Plasmodium determinants critical for the generation of pre-erythrocytic sterile immunity

Abstract

An effective vaccine that will provide sterile protection against Plasmodium, the etiologic agent of malaria, is crucial for disease eradication. Efforts in the last five decades culminated in a WHOendorsed malaria vaccine. Albeit significantly reducing severe disease cases, this vaccine consistently fails at conferring sterile immunity to vaccinees. The high protection attained following experimental immunization with attenuated parasites halting their development soon after hepatocyte infection raises the possibility that early events during pre-erythrocytic infection are important for protective immunity against Plasmodium.

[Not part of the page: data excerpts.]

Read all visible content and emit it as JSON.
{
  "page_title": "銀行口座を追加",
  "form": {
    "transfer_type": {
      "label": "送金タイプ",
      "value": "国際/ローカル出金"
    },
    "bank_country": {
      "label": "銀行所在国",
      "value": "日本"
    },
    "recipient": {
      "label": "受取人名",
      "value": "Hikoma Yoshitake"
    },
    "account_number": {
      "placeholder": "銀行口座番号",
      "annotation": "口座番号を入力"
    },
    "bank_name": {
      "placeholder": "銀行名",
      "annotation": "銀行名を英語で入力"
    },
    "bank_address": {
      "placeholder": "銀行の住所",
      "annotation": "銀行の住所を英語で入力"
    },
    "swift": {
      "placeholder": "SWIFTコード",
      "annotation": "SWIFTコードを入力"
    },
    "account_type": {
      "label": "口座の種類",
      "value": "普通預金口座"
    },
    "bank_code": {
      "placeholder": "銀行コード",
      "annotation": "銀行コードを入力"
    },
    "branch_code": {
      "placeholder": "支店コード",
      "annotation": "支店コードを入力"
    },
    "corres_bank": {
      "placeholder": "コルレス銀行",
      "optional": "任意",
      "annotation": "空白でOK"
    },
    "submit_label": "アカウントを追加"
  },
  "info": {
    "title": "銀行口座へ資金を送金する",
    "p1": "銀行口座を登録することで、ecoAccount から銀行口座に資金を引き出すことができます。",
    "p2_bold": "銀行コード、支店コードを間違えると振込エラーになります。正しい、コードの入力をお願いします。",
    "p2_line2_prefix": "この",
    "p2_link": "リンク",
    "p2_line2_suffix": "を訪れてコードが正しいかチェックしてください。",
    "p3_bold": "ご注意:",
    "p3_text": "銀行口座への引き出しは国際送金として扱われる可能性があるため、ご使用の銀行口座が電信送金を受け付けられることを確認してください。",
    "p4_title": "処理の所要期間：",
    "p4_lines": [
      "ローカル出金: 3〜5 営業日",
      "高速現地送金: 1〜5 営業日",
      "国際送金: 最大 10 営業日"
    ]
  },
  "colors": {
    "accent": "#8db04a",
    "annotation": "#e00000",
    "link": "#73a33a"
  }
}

Prior to the productive infection of an hepatocyte, Plasmodium parasites journey across biological barriers by traversing several host cells first in the skin, and subsequently in the liver sinosoids and parenchyma. By employing the cell traversal-deficient parasite lines Pbspect1- and Pbplp1- , we show that cell traversal is crucial for the establishment of sterile protection upon radiation-attenuated sporozoitesbased immunization of C57BL/6J mice. Furthermore, we show that loss of protection in the absence of cell traversal is independent of the timing of intrahepatic development arrest of parasites, as CPS-based immunizations with Pbspect1- parasites equaly failed to confer full protection upon infectious challenge. Analysis of the immune mechanisms relevant for sterile protection revealed that, while humoral resposes were not impacted by the lack of cell traversal, the establishment of CD8+ T cell responses following vaccination was impaired in Pbspect1- RAS-immunized mice. Together, our data suggest that cell traversal by Plasmodium parasites is a critical determinant for the establishment of sterile protection following vaccination by eliciting and/or maintaining cellular immunity aimed at eliminating Plasmodium intrahepatic forms. These findings challenge the current understanding that malaria vaccination largely depends on parasite development, and raise the possibility that enhancing cell traversal motility of immunizing parasites may constitute a valid strategy to boost malaria vaccine candidates efficacy and take us one step closer to a malaria-free world.